Finding a reason to have a newspaper

As luck would have it, I ran into a couple of women Monday who are my peers (read: sort of older women sort of like me) and they commented on the fact that I often make reference to the men in a group of coffee drinkers at a local restaurant, calling them the “Advisory Board” of that establishment. They are correct; I do that.

The women thought that if I wanted the scoop about real community issues, crises, and news, I could find out more by attending THEIR morning meetings where, apparently there is either a sign on the table or they all are wearing T-shirts that proclaim them the “Number One Chief Executive Advisory Board.”

Swell, we have dueling bands of experts in charge of local, state, and national rumors and innuendoes. I can’t wait to see how this pans out.

Their comments, of course, were in jest and I always enjoy the readers who “get it.” Several of you called or stopped me to say you thought my assessment of the “test” in the past week’s opinion column was funny, but entirely possible. I agree with you on that one. We know our community!
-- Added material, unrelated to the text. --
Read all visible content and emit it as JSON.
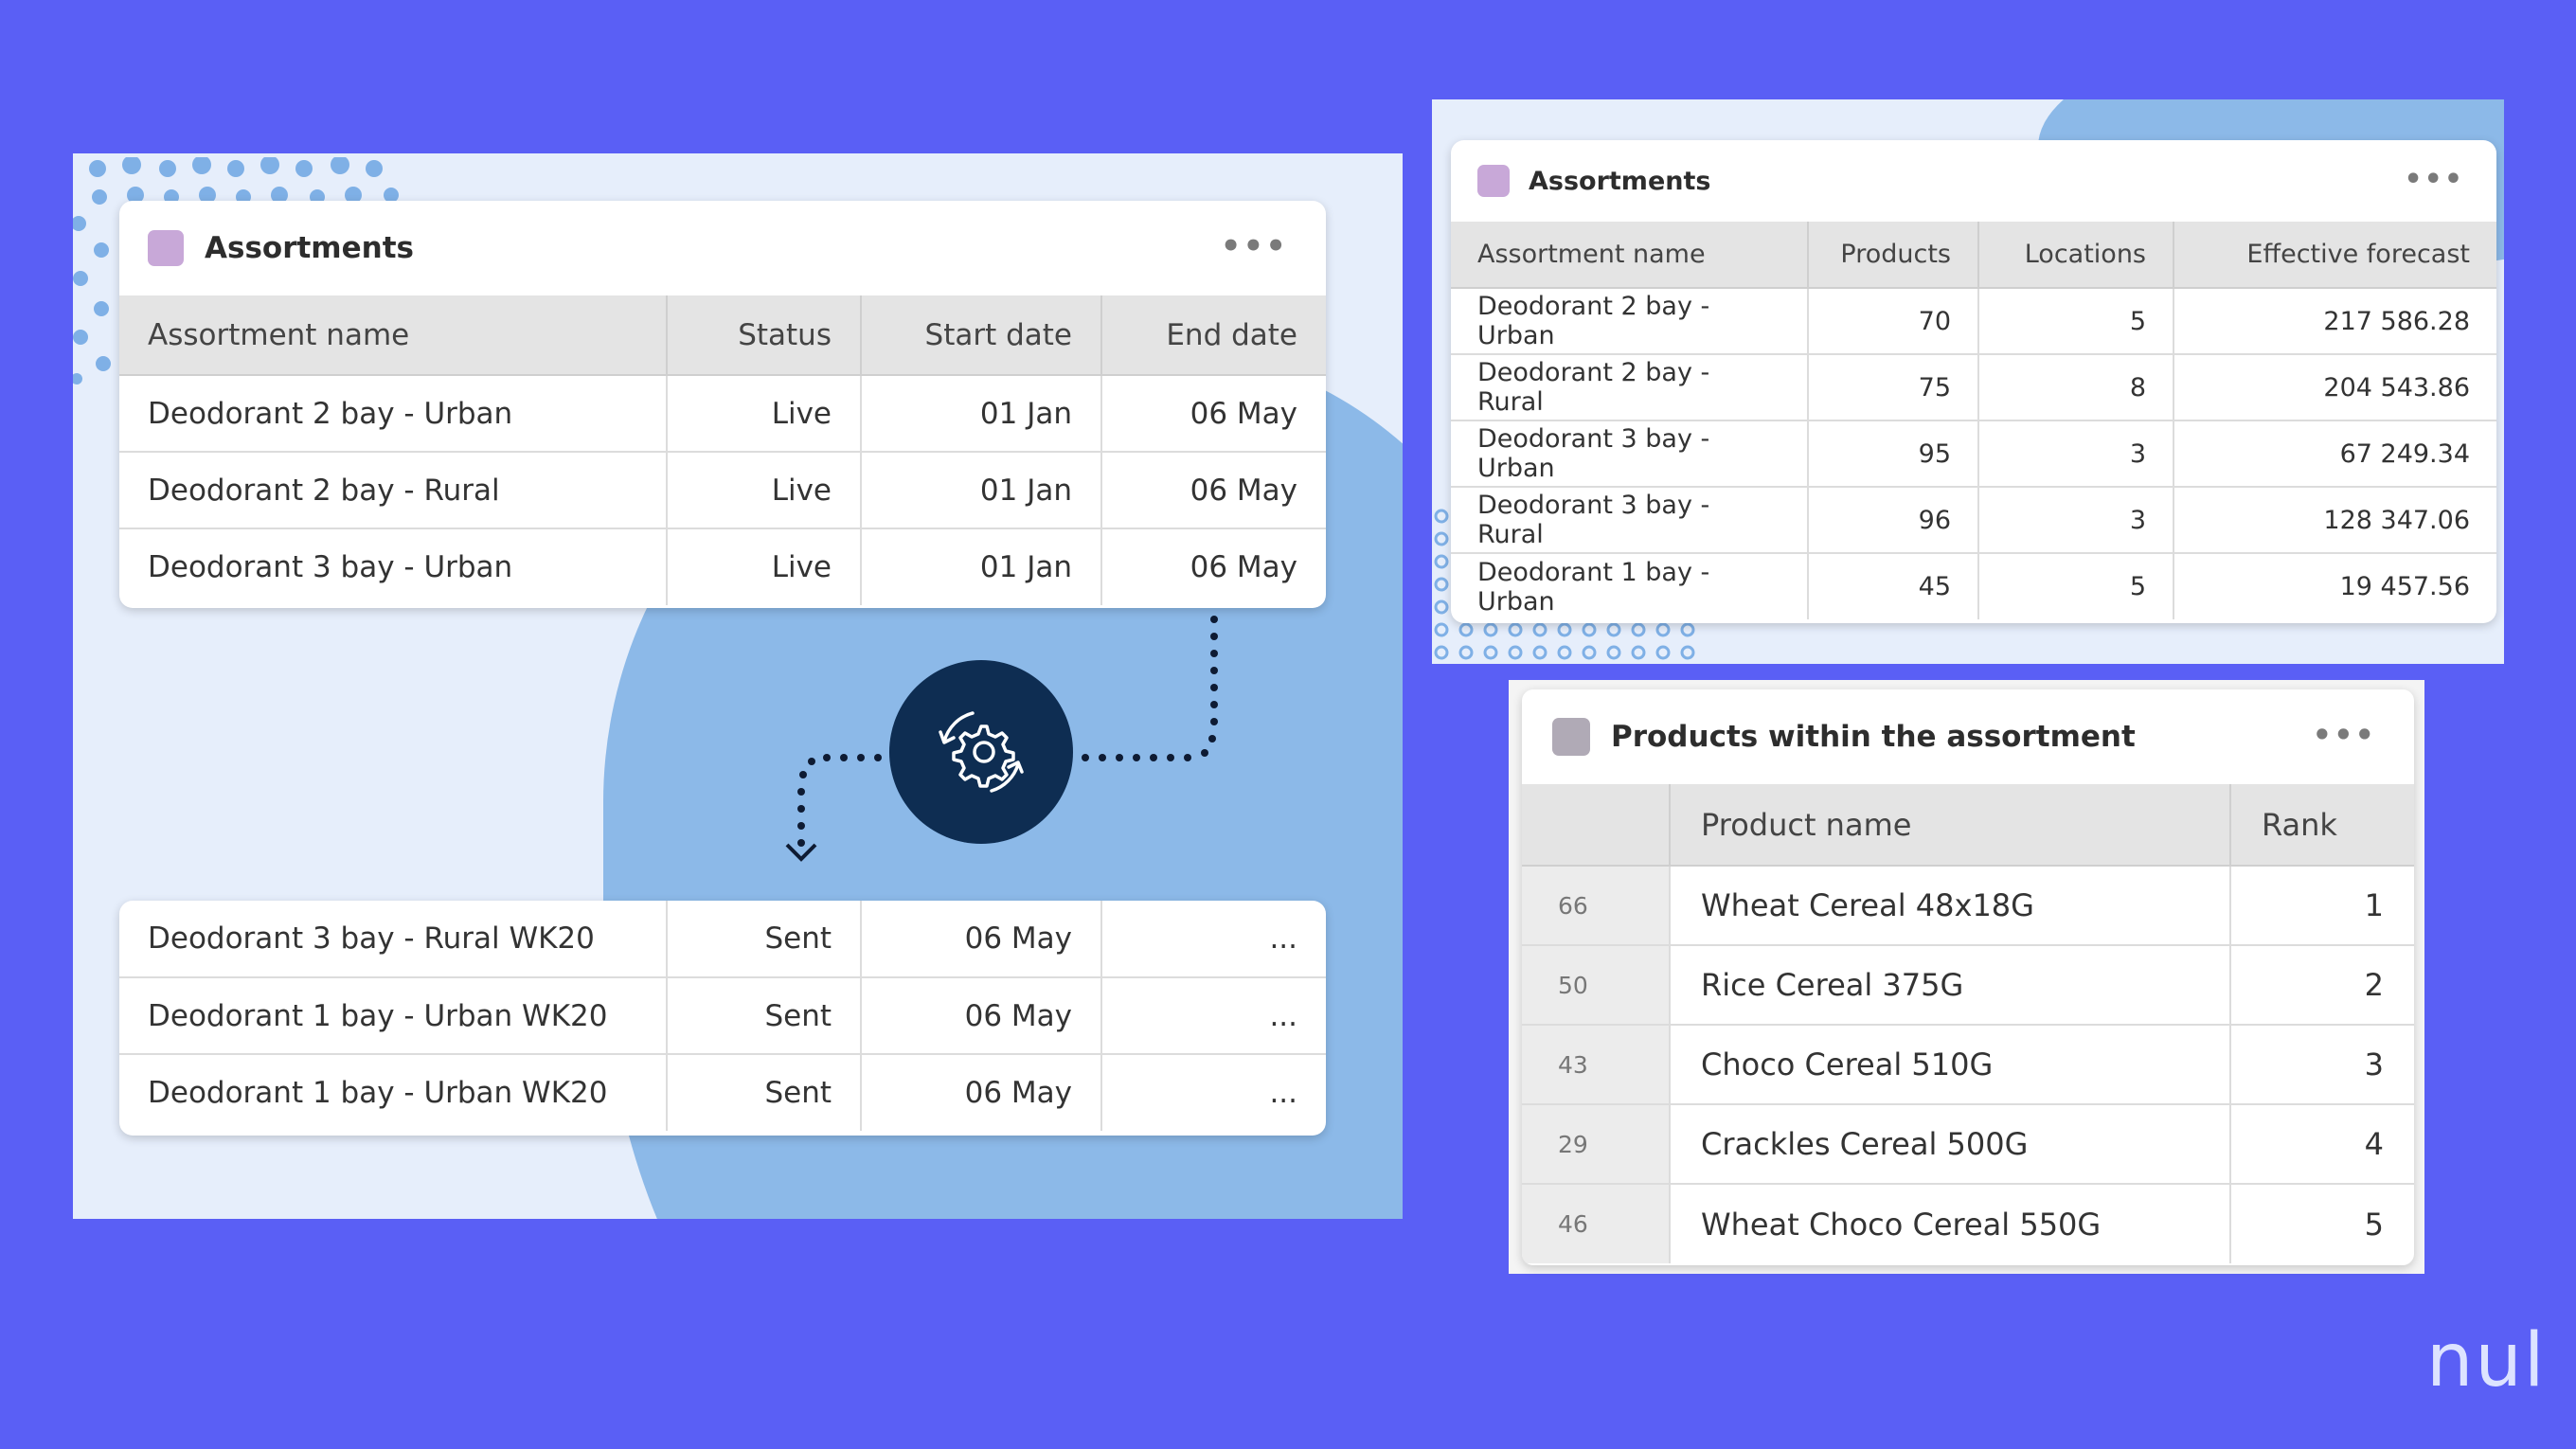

Recently I also joked about the fact that for 12 years Janet Post and I have been doing this job that we thought was only a going to be a six-month assignment. Could we quit anytime? Sure we could. Would we be replaced? Would there still be a Peabody Gazette-Bulletin? I don’t know. That would not be our call, but it would be nice to think we would still have one.

Often Janet uses a press pass to get into ball games in other small towns. When she presents it, she says people at the gates in those communities comment on Peabody-Burns kids get coverage in a local paper. “Wow,” they tell her, “How great for your students that a local paper covers them instead of a larger area paper that may or may not even print the scores, never mind information on the plays, action, or stats.”

I enjoy letting the community know what the issues are for this week or this month; she enjoys getting our students in articles and pictures about athletics and other activities as often as possible. We always are aware of the historical impact that stories, reports, births, deaths, and even opinion columns have on the community’s chronological tale. So we hang on and hope we give you more than coffee shop scuttlebutt.

The main reason it is so hard to quit is that when we look at other communities in our area that no longer have a newspaper, we see communities that operate on rumor and gossip. Building consensus in Peabody for anything pertaining to the city government, school district, community services, businesses, churches, or organizations is tough as it is. Getting information to residents about those entities and services without a newspaper would turn communication over to the “advisory boards.”

Coffee shop chatter makes good humorous copy for opinion columns and I appreciate having it as an editorial tool. However, it is tough to make a legitimate case for it where real news is concerned.

Renew your subscription to the paper annually, shop with the merchants who advertise with us (especially those who support pages for your kids), encourage your children to read the local paper and buy them a subscription when they leave home. Oh yes, and let us hear from you if you like what we have done or if you don’t.

It all counts and we don’t know if you don’t tell us!